I started changing my diet lately. I'm trying to eat more nutrients that I am missing so that my brain and body works better. I am not fat (at least nothing to worry) and I don't really need to take into account calories (at least eating too many), I only care to eat more of what's good.
Here it can be really cheap to get greens so it's also a good way to save money.
What I've been trying to do is eat a salad everyday at dinner. Always. I am worried if for doing this I will be missing some nutrients that are usually more in meat.
The extra fibre intake didn't really affect me much since for like 3 months I ate chia seeds everyday at breakfast, so that's not an issue.
Since I've been eating chia seeds I feel a bit better, I've been a bit depressed with college and due to my bad diet I wanted to try to eat more brain food,
So my salads are also pretty big. Like 400g (almost 1 pound) big.
The first days I just used letuce (not iceberg but almost like that) as a base but now I've been also adding spinach (50% letuce 50% letuce since it's cheaper) and added stuff like:
- cherry tomatoes (rarely, I kinda don't like tomatoes)
- Red bell peppers
- Red/Purple cabage (almost every time)
- broccoli (I just add them sometimes)
- Cucumber (just sometimes)
- Chia seeds
- Mozzarella cheese (the white "real" one)
Usually I pick 3 of the above at a time. Been wanting to also try adding, since I like a lot, beans and chickpeas.
Then for protein I add either chicken (fried in the pan with a bit of olive oil) or water canned tuna. Sometimes I add those fake crab legs, I don't quite know the name in english.

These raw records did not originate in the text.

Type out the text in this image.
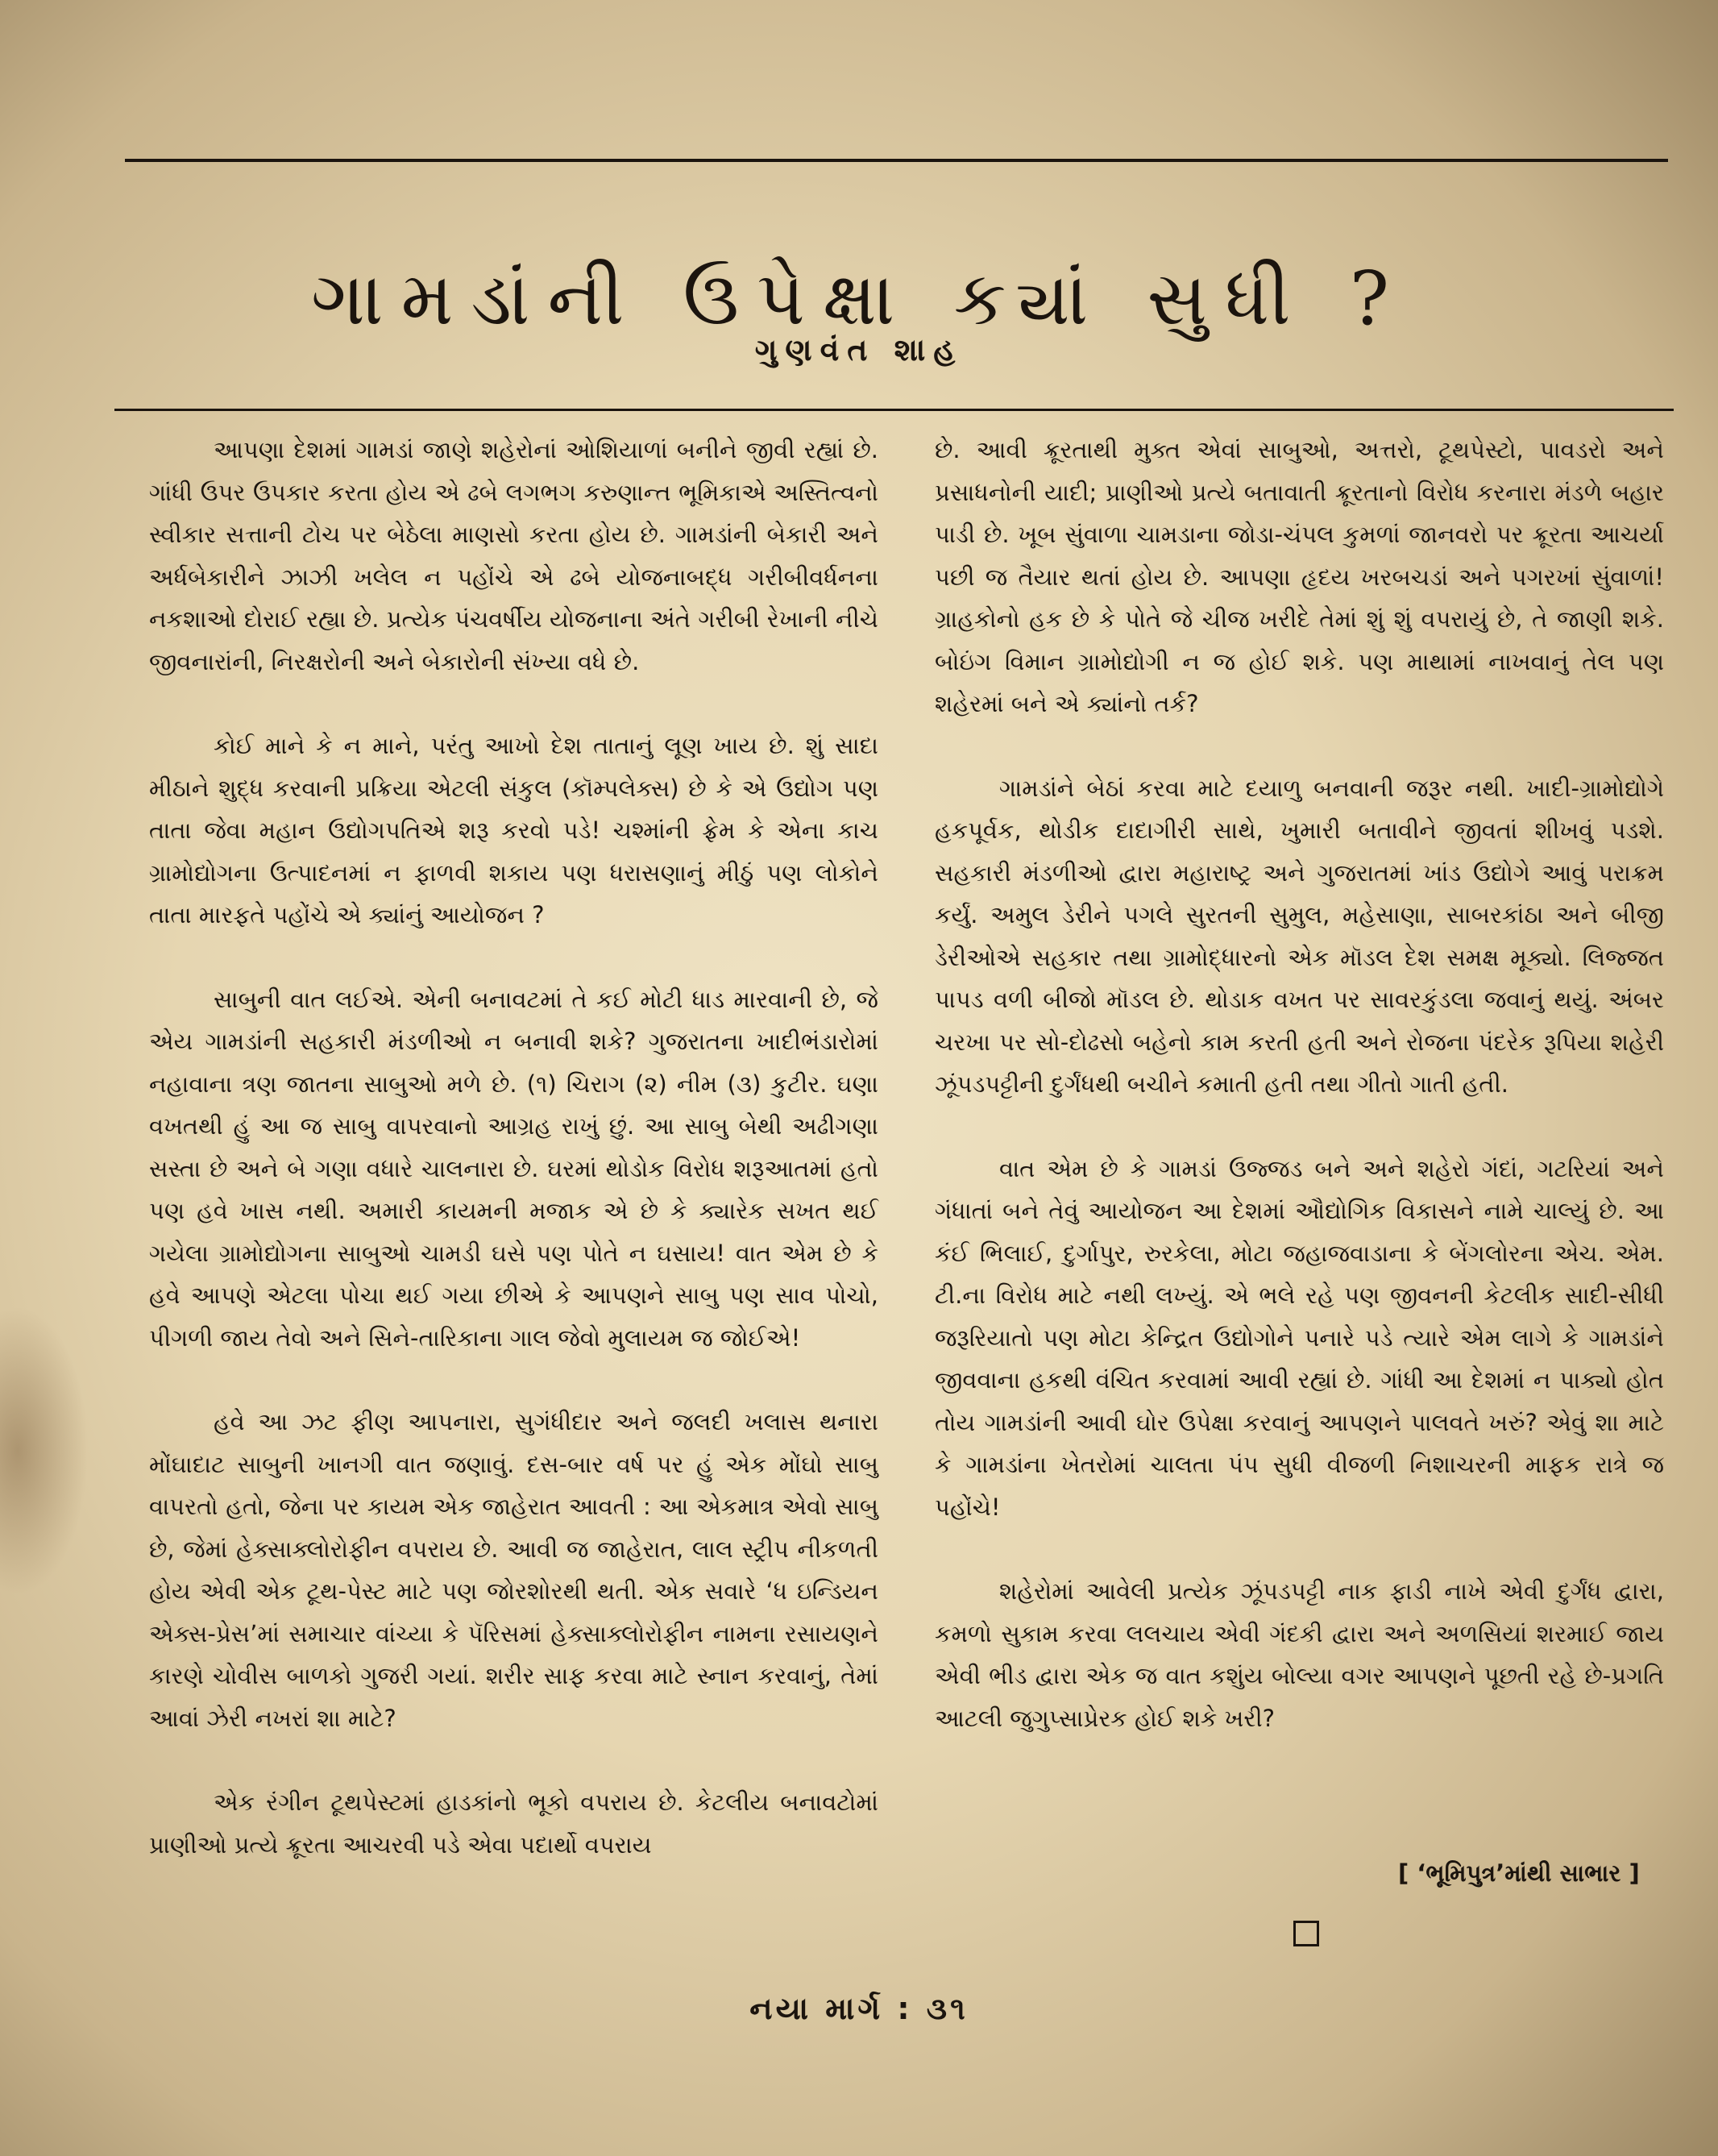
ગામડાંની ઉપેક્ષા ક્યાં સુધી ?
ગુણવંત શાહ

આપણા દેશમાં ગામડાં જાણે શહેરોનાં ઓશિયાળાં બનીને જીવી રહ્યાં છે. ગાંધી ઉપર ઉપકાર કરતા હોય એ ઢબે લગભગ કરુણાન્ત ભૂમિકાએ અસ્તિત્વનો સ્વીકાર સત્તાની ટોચ પર બેઠેલા માણસો કરતા હોય છે. ગામડાંની બેકારી અને અર્ધબેકારીને ઝાઝી ખલેલ ન પહોંચે એ ઢબે યોજનાબદ્ધ ગરીબીવર્ધનના નકશાઓ દોરાઈ રહ્યા છે. પ્રત્યેક પંચવર્ષીય યોજનાના અંતે ગરીબી રેખાની નીચે જીવનારાંની, નિરક્ષરોની અને બેકારોની સંખ્યા વધે છે.

કોઈ માને કે ન માને, પરંતુ આખો દેશ તાતાનું લૂણ ખાય છે. શું સાદા મીઠાને શુદ્ધ કરવાની પ્રક્રિયા એટલી સંકુલ (કૉમ્પલેક્સ) છે કે એ ઉદ્યોગ પણ તાતા જેવા મહાન ઉદ્યોગપતિએ શરૂ કરવો પડે! ચશ્માંની ફ્રેમ કે એના કાચ ગ્રામોદ્યોગના ઉત્પાદનમાં ન ફાળવી શકાય પણ ધરાસણાનું મીઠું પણ લોકોને તાતા મારફતે પહોંચે એ ક્યાંનું આયોજન ?

સાબુની વાત લઈએ. એની બનાવટમાં તે કઈ મોટી ધાડ મારવાની છે, જે એય ગામડાંની સહકારી મંડળીઓ ન બનાવી શકે? ગુજરાતના ખાદીભંડારોમાં નહાવાના ત્રણ જાતના સાબુઓ મળે છે. (૧) ચિરાગ (૨) નીમ (૩) કુટીર. ઘણા વખતથી હું આ જ સાબુ વાપરવાનો આગ્રહ રાખું છું. આ સાબુ બેથી અઢીગણા સસ્તા છે અને બે ગણા વધારે ચાલનારા છે. ઘરમાં થોડોક વિરોધ શરૂઆતમાં હતો પણ હવે ખાસ નથી. અમારી કાયમની મજાક એ છે કે ક્યારેક સખત થઈ ગયેલા ગ્રામોદ્યોગના સાબુઓ ચામડી ઘસે પણ પોતે ન ઘસાય! વાત એમ છે કે હવે આપણે એટલા પોચા થઈ ગયા છીએ કે આપણને સાબુ પણ સાવ પોચો, પીગળી જાય તેવો અને સિને-તારિકાના ગાલ જેવો મુલાયમ જ જોઈએ!

હવે આ ઝટ ફીણ આપનારા, સુગંધીદાર અને જલદી ખલાસ થનારા મોંઘાદાટ સાબુની ખાનગી વાત જણાવું. દસ-બાર વર્ષ પર હું એક મોંઘો સાબુ વાપરતો હતો, જેના પર કાયમ એક જાહેરાત આવતી : આ એકમાત્ર એવો સાબુ છે, જેમાં હેક્સાક્લોરોફીન વપરાય છે. આવી જ જાહેરાત, લાલ સ્ટ્રીપ નીકળતી હોય એવી એક ટૂથ-પેસ્ટ માટે પણ જોરશોરથી થતી. એક સવારે ‘ધ ઇન્ડિયન એક્સ-પ્રેસ’માં સમાચાર વાંચ્યા કે પૅરિસમાં હેક્સાક્લોરોફીન નામના રસાયણને કારણે ચોવીસ બાળકો ગુજરી ગયાં. શરીર સાફ કરવા માટે સ્નાન કરવાનું, તેમાં આવાં ઝેરી નખરાં શા માટે?

એક રંગીન ટૂથપેસ્ટમાં હાડકાંનો ભૂકો વપરાય છે. કેટલીય બનાવટોમાં પ્રાણીઓ પ્રત્યે ક્રૂરતા આચરવી પડે એવા પદાર્થો વપરાય

છે. આવી ક્રૂરતાથી મુક્ત એવાં સાબુઓ, અત્તરો, ટૂથપેસ્ટો, પાવડરો અને પ્રસાધનોની યાદી; પ્રાણીઓ પ્રત્યે બતાવાતી ક્રૂરતાનો વિરોધ કરનારા મંડળે બહાર પાડી છે. ખૂબ સુંવાળા ચામડાના જોડા-ચંપલ કુમળાં જાનવરો પર ક્રૂરતા આચર્યા પછી જ તૈયાર થતાં હોય છે. આપણા હૃદય ખરબચડાં અને પગરખાં સુંવાળાં! ગ્રાહકોનો હક છે કે પોતે જે ચીજ ખરીદે તેમાં શું શું વપરાયું છે, તે જાણી શકે. બોઇંગ વિમાન ગ્રામોદ્યોગી ન જ હોઈ શકે. પણ માથામાં નાખવાનું તેલ પણ શહેરમાં બને એ ક્યાંનો તર્ક?

ગામડાંને બેઠાં કરવા માટે દયાળુ બનવાની જરૂર નથી. ખાદી-ગ્રામોદ્યોગે હકપૂર્વક, થોડીક દાદાગીરી સાથે, ખુમારી બતાવીને જીવતાં શીખવું પડશે. સહકારી મંડળીઓ દ્વારા મહારાષ્ટ્ર અને ગુજરાતમાં ખાંડ ઉદ્યોગે આવું પરાક્રમ કર્યું. અમુલ ડેરીને પગલે સુરતની સુમુલ, મહેસાણા, સાબરકાંઠા અને બીજી ડેરીઓએ સહકાર તથા ગ્રામોદ્ધારનો એક મૉડલ દેશ સમક્ષ મૂક્યો. લિજ્જત પાપડ વળી બીજો મૉડલ છે. થોડાક વખત પર સાવરકુંડલા જવાનું થયું. અંબર ચરખા પર સો-દોઢસો બહેનો કામ કરતી હતી અને રોજના પંદરેક રૂપિયા શહેરી ઝૂંપડપટ્ટીની દુર્ગંધથી બચીને કમાતી હતી તથા ગીતો ગાતી હતી.

વાત એમ છે કે ગામડાં ઉજ્જડ બને અને શહેરો ગંદાં, ગટરિયાં અને ગંધાતાં બને તેવું આયોજન આ દેશમાં ઔદ્યોગિક વિકાસને નામે ચાલ્યું છે. આ કંઈ ભિલાઈ, દુર્ગાપુર, રુરકેલા, મોટા જહાજવાડાના કે બેંગલોરના એચ. એમ. ટી.ના વિરોધ માટે નથી લખ્યું. એ ભલે રહે પણ જીવનની કેટલીક સાદી-સીધી જરૂરિયાતો પણ મોટા કેન્દ્રિત ઉદ્યોગોને પનારે પડે ત્યારે એમ લાગે કે ગામડાંને જીવવાના હકથી વંચિત કરવામાં આવી રહ્યાં છે. ગાંધી આ દેશમાં ન પાક્યો હોત તોય ગામડાંની આવી ઘોર ઉપેક્ષા કરવાનું આપણને પાલવતે ખરું? એવું શા માટે કે ગામડાંના ખેતરોમાં ચાલતા પંપ સુધી વીજળી નિશાચરની માફક રાત્રે જ પહોંચે!

શહેરોમાં આવેલી પ્રત્યેક ઝૂંપડપટ્ટી નાક ફાડી નાખે એવી દુર્ગંધ દ્વારા, કમળો સુકામ કરવા લલચાય એવી ગંદકી દ્વારા અને અળસિયાં શરમાઈ જાય એવી ભીડ દ્વારા એક જ વાત કશુંય બોલ્યા વગર આપણને પૂછતી રહે છે-પ્રગતિ આટલી જુગુપ્સાપ્રેરક હોઈ શકે ખરી?

[ ‘ભૂમિપુત્ર’માંથી સાભાર ]
નયા માર્ગ : ૩૧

Usually the dressing is either vinegar, olive oil or a sauce.
Anyone got any tips or something I might be doing wrong?
For the greens part I have some ideas of what to add just for the sake of variety. But for protein I only have chicken and tuna. I'm worried, for example, with lack of iron.
One thing I'll tell you. After eating one of these, I am not hungry at all until the next meal. I stay full a long time.